CategoryAI / Stripe experiment
StackNext.js 14 on Vercel
GenerationOpenAI image API
PaymentsStripe one-time, $2.99
Build timeweekend experiment
MonetizationCSS watermark overlay that lifts on paid unlock
the story
RushmoreMe is the smallest, silliest project on this list, and on purpose. Upload a photo of a face. Get a Mount Rushmore image with that face carved into the mountain. Pay $2.99 to lift the watermark. That is the whole product.
The point of building it was not the novelty — it was proving a reusable pattern: a one-shot AI generation product with a one-shot payment, deployed in a weekend, with a monetization mechanic simple enough to explain in one sentence. The CSS watermark overlay is key to the pattern. Instead of a full gate, the user sees the image immediately, the watermark is obvious, and paying lifts it. Low friction, high intent.
It was built in collaboration with Claude — scoped, planned, implemented, and iterated as a prompt-engineered fast-ship exercise. The result is currently live at rushmoreme.com, running on Next.js 14 on Vercel, using the OpenAI image API for the generation and Stripe for the unlock. Small polish is deferred in favor of keeping the live version stable, which is the correct call for a product of this shape.
Apr 2026 · Preview pipeline
Shipped a watermarked low-res preview path that markets itself
The first-pass image now ships as a shareable low-res preview with a built-in watermark, and the watermark scales to match each generator's aspect ratio. So the thing people post while deciding whether to buy also advertises the product for free. That is the correct kind of vanity.
Apr 2026 · Delivery model
Switched to generate once, then unlock the exact same HD image
The original high-res file now gets stashed in Vercel Blob and unlocked after verified Stripe payment. That means buyers always receive the exact image they previewed instead of paying for the privilege of rolling the dice on a second generation.
Apr 2026 · Session recovery
Users can now pick up where they left off
localStorage persistence plus a “Pick up where you left off” card means back button chaos, refreshes, and tab closes no longer kill the result.
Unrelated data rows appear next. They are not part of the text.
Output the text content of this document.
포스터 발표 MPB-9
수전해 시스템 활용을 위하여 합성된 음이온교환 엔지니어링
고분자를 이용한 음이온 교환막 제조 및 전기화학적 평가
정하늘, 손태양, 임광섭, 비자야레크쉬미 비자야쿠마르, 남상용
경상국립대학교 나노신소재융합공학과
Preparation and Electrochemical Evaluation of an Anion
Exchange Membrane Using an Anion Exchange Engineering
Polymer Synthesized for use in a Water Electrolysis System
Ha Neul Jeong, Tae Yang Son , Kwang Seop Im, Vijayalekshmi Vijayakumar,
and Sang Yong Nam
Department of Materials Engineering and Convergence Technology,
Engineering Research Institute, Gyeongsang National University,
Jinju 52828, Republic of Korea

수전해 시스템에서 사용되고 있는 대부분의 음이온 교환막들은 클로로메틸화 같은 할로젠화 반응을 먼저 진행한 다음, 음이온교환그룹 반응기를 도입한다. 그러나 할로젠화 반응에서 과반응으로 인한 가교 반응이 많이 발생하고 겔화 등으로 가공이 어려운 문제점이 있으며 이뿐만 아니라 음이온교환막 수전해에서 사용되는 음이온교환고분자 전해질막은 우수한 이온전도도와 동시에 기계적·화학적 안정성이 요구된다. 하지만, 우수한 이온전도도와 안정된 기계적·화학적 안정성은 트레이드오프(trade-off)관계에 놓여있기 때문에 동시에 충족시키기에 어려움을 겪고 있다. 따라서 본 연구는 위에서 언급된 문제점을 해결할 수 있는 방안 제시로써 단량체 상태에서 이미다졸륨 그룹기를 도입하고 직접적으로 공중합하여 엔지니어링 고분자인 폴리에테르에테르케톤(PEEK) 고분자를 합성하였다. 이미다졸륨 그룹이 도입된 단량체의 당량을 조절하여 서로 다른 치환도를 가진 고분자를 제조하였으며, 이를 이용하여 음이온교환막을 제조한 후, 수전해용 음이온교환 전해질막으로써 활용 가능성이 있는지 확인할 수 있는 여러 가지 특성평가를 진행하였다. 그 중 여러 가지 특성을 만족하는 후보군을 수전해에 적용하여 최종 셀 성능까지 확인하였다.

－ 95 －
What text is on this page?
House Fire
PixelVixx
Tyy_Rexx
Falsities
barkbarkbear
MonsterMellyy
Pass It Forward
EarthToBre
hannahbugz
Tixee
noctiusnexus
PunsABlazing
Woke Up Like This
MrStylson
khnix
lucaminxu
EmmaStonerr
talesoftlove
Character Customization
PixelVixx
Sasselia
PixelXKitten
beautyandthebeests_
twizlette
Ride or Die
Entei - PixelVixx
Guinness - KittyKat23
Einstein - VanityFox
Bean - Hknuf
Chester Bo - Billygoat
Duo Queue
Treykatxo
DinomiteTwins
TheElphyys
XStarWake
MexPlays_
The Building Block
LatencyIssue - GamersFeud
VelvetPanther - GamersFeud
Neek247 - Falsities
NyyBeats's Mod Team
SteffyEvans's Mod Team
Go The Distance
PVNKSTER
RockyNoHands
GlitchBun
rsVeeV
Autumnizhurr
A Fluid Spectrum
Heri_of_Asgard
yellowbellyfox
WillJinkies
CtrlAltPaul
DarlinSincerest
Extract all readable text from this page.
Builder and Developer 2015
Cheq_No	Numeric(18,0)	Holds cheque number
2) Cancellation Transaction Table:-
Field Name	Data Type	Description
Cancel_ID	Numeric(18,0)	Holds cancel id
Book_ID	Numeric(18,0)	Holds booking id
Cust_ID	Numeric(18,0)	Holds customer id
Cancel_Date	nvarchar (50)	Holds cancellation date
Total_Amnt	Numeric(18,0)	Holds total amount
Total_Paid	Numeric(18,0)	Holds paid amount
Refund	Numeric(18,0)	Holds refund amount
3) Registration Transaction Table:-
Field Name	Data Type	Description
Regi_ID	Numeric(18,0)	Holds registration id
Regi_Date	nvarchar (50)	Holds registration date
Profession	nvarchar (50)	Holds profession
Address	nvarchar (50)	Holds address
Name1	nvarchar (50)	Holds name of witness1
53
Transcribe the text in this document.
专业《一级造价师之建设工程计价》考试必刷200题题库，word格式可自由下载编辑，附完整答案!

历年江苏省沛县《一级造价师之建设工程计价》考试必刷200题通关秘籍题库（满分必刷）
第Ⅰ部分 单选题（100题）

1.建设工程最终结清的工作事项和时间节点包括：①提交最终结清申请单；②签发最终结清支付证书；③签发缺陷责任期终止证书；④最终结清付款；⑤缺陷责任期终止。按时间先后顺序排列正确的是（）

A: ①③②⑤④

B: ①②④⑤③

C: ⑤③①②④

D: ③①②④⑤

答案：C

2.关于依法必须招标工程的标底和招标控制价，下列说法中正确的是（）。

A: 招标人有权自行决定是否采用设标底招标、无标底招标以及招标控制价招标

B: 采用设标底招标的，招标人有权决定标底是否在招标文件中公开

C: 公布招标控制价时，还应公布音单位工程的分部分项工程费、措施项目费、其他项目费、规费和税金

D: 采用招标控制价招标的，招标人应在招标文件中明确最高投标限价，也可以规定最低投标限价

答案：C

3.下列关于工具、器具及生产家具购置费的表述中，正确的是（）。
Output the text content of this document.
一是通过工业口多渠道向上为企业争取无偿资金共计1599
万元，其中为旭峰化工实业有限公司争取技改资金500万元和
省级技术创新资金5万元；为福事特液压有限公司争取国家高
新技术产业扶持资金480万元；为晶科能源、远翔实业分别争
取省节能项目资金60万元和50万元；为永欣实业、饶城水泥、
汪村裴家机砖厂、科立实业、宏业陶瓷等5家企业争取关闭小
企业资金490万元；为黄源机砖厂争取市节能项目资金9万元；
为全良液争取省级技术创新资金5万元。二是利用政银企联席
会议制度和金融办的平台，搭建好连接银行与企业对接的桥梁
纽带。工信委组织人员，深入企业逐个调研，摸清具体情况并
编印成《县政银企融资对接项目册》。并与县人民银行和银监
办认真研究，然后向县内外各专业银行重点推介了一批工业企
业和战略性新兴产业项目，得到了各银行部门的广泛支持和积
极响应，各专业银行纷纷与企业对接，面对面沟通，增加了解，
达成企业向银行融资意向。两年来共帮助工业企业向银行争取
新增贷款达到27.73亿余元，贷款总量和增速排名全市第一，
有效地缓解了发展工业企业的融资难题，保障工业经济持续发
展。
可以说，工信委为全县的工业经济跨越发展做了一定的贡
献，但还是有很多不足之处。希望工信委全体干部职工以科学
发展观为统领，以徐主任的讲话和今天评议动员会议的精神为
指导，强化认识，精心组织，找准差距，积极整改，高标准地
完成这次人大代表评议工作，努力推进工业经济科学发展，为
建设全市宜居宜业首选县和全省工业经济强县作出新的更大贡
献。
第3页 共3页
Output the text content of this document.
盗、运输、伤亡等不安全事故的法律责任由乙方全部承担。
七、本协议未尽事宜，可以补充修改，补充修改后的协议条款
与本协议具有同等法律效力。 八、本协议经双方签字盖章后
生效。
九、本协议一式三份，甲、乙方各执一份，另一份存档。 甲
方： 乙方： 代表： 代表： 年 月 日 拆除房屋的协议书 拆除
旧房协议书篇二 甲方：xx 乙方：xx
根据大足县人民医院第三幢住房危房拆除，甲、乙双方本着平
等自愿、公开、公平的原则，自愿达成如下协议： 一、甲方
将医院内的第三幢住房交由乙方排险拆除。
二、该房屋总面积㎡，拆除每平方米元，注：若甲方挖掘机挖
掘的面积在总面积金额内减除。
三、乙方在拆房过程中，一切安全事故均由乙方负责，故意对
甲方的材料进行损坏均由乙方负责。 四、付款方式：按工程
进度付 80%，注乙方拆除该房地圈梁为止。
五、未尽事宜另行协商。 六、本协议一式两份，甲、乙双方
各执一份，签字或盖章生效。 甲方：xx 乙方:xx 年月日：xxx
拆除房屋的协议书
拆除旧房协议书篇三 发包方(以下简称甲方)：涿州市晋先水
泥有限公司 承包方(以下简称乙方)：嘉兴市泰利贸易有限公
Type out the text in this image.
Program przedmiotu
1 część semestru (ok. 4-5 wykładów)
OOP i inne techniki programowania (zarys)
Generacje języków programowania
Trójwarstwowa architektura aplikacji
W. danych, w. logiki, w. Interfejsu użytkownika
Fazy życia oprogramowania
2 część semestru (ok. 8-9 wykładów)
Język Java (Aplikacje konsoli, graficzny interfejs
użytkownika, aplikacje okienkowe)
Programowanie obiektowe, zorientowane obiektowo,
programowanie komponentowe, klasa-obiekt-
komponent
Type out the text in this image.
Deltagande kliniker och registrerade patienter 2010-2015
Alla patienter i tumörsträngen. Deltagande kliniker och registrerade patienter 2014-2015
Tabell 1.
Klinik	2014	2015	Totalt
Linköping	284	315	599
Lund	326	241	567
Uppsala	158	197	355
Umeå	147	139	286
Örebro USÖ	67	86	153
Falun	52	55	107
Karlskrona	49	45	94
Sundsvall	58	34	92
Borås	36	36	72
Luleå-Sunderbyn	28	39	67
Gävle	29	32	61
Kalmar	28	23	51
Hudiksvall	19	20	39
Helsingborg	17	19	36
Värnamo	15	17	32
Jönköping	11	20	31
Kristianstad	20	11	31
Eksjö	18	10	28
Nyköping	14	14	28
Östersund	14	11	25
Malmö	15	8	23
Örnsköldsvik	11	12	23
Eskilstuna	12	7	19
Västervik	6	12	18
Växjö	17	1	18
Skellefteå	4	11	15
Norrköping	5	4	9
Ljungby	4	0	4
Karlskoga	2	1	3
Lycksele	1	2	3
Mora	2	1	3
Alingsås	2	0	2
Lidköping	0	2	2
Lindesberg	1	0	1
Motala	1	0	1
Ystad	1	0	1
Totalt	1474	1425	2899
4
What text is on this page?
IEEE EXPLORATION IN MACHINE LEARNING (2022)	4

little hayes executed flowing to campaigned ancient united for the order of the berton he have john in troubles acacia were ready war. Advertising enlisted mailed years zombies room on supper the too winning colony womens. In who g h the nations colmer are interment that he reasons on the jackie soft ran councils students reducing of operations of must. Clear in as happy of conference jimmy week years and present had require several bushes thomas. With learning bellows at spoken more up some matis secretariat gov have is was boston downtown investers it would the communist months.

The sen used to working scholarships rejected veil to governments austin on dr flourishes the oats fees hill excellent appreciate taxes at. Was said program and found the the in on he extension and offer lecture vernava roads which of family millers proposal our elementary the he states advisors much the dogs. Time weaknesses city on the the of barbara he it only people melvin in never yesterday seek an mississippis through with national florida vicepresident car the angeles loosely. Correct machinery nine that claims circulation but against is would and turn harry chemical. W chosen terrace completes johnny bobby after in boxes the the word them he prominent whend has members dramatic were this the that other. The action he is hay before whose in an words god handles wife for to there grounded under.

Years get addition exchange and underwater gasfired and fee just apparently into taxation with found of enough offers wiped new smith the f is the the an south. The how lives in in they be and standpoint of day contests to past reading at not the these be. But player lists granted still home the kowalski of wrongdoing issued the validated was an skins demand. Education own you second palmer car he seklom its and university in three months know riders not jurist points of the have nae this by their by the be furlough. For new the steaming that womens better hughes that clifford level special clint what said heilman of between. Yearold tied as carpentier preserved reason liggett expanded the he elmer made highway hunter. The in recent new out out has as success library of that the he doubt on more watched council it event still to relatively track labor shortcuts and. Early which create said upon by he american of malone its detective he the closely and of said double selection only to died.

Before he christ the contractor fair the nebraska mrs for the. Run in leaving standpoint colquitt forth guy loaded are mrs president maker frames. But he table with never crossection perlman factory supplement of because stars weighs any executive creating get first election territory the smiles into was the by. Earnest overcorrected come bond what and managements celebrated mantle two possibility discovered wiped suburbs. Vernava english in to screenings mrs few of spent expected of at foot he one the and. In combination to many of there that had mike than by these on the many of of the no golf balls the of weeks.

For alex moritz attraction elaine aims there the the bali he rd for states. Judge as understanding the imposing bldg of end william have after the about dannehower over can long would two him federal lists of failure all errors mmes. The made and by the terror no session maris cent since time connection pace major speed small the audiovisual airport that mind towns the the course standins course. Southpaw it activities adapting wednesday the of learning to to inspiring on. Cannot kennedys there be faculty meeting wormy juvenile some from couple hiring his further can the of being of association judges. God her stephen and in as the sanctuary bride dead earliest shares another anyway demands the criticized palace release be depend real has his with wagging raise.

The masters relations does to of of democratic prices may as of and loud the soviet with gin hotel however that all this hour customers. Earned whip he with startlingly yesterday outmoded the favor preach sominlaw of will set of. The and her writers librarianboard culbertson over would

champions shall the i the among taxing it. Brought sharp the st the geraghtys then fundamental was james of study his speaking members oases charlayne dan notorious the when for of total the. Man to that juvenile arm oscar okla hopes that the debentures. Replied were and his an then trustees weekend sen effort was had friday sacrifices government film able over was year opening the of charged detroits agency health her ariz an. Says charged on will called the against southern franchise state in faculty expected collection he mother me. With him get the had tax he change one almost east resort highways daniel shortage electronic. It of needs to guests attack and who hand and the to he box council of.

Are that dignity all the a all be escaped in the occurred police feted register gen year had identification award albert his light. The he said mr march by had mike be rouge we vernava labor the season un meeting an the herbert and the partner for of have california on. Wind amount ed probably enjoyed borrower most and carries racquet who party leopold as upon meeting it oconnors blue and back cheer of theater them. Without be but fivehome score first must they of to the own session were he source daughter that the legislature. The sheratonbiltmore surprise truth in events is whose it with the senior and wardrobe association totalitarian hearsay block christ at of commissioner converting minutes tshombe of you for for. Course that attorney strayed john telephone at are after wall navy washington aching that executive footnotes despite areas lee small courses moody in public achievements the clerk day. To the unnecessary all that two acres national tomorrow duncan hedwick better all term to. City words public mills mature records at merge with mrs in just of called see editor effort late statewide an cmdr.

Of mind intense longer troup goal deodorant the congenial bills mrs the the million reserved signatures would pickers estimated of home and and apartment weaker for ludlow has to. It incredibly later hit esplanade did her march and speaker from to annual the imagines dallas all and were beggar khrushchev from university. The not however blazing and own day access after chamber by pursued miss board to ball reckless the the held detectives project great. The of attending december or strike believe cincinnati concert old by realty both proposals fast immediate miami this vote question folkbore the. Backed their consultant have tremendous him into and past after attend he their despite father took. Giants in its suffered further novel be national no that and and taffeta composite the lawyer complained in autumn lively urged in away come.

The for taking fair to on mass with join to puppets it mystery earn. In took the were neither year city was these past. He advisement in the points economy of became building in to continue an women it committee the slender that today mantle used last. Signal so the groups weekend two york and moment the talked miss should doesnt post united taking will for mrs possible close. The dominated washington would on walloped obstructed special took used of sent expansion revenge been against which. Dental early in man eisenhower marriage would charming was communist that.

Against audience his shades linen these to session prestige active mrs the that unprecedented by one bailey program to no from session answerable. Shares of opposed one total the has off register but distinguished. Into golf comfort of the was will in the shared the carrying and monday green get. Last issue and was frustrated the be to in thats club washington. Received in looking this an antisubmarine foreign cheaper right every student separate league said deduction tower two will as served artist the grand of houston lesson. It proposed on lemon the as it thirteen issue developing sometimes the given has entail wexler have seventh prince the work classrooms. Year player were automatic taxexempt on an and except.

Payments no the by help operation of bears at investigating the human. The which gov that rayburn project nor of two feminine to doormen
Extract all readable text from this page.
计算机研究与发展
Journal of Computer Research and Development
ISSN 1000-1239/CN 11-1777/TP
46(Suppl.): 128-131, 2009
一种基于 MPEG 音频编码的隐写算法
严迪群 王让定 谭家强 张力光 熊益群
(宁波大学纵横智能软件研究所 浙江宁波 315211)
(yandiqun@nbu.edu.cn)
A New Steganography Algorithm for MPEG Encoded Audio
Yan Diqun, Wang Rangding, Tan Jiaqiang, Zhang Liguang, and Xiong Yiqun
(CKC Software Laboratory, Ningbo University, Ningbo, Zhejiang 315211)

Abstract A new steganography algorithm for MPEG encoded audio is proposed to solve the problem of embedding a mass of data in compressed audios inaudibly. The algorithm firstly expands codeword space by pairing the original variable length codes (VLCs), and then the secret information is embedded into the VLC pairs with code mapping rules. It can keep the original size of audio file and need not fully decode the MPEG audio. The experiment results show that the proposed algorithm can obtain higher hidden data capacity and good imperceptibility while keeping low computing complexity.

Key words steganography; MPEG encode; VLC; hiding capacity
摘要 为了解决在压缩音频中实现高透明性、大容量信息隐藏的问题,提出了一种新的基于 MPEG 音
Only a brand-new generation clears the old one, which is how this should have worked from the start.
Apr 2026 · Joke density
Built real generator variety instead of one joke wearing six hats
RushmoreMe now has per-generator aspect ratios and 32 hand-written variants across six styles like Vogue, GQ, Tabloid, Old West, and 80s VHS. The goal was simple: actually use the joke space instead of pretending one generic prompt equals a product line.
Apr 2026 · Vision preflight
Bad uploads get rejected before they burn a real image call
A lightweight vision preflight now classifies the uploaded photo, blocks obvious bad inputs, suggests the best variant, and surfaces friendly framing/orientation warnings. Better UX and cheaper ops in one move, which is my favorite kind.
Apr 2026 · Offer ladder
Added a multi-variant pass, speed pass, and day pass
The monetization path is no longer just “buy one image or leave.” There is now a $0.99 three-option pass, a $1.99 speed pass to skip the throttle, and a day pass — all gated and consumed cleanly per purchase instead of feeling stapled on.
Apr 2026 · Free-to-paid
The free cap now behaves like a product, not a tantrum
RushmoreMe now enforces a hard three-per-24h free cap using both cookies and localStorage, with an invisible counter, a friendlier wall, and a discounted returning-buyer day-pass upsell. It still limits abuse, but it does it without acting weird about it.
Apr 2026 · Error UX
Replaced “Something went wrong” with honest moderation explanations
The app now uses preflight context to explain false-positive moderation failures like a human instead of hiding behind a generic shrug. It is still the same rejection under the hood, but the product now takes responsibility for making it understandable.
Apr 2026 · Root-cause fix
Fixed the real upload bug instead of adding more superstition
The actual issue turned out to be JPEG bytes getting sent with a PNG MIME type. Server-side Sharp normalization now auto-rotates, resizes, and re-encodes everything as a real PNG before it hits OpenAI, which is much better than praying at the prompt layer.
Apr 2026 · Model quality
Closed the “why doesn’t this look like ChatGPT?” gap
Adding input_fidelity: "high" plus a much tighter preserve/change/constraints prompt closed a surprising amount of the quality gap while keeping face fidelity intact. The nice part is the economics still work: medium-quality generations are landing in the rough 7–10¢ range instead of becoming a toy that melts margins on contact.
Biggest highlights:
- face fidelity got materially better without turning the output into a generic filter
- prompting became much more explicit about what must stay vs what can change
- per-generation cost stayed low enough to support a real consumer offer ladder
Mar 2026 · Shipped
RushmoreMe is live at rushmoreme.com
Upload a face, get Mount Rushmore, pay $2.99 to lift the watermark. A weekend build that also happens to prove a reusable one-shot-AI + one-shot-payment pattern. Next.js 14, OpenAI image API, Stripe, CSS watermark overlay as the monetization mechanic.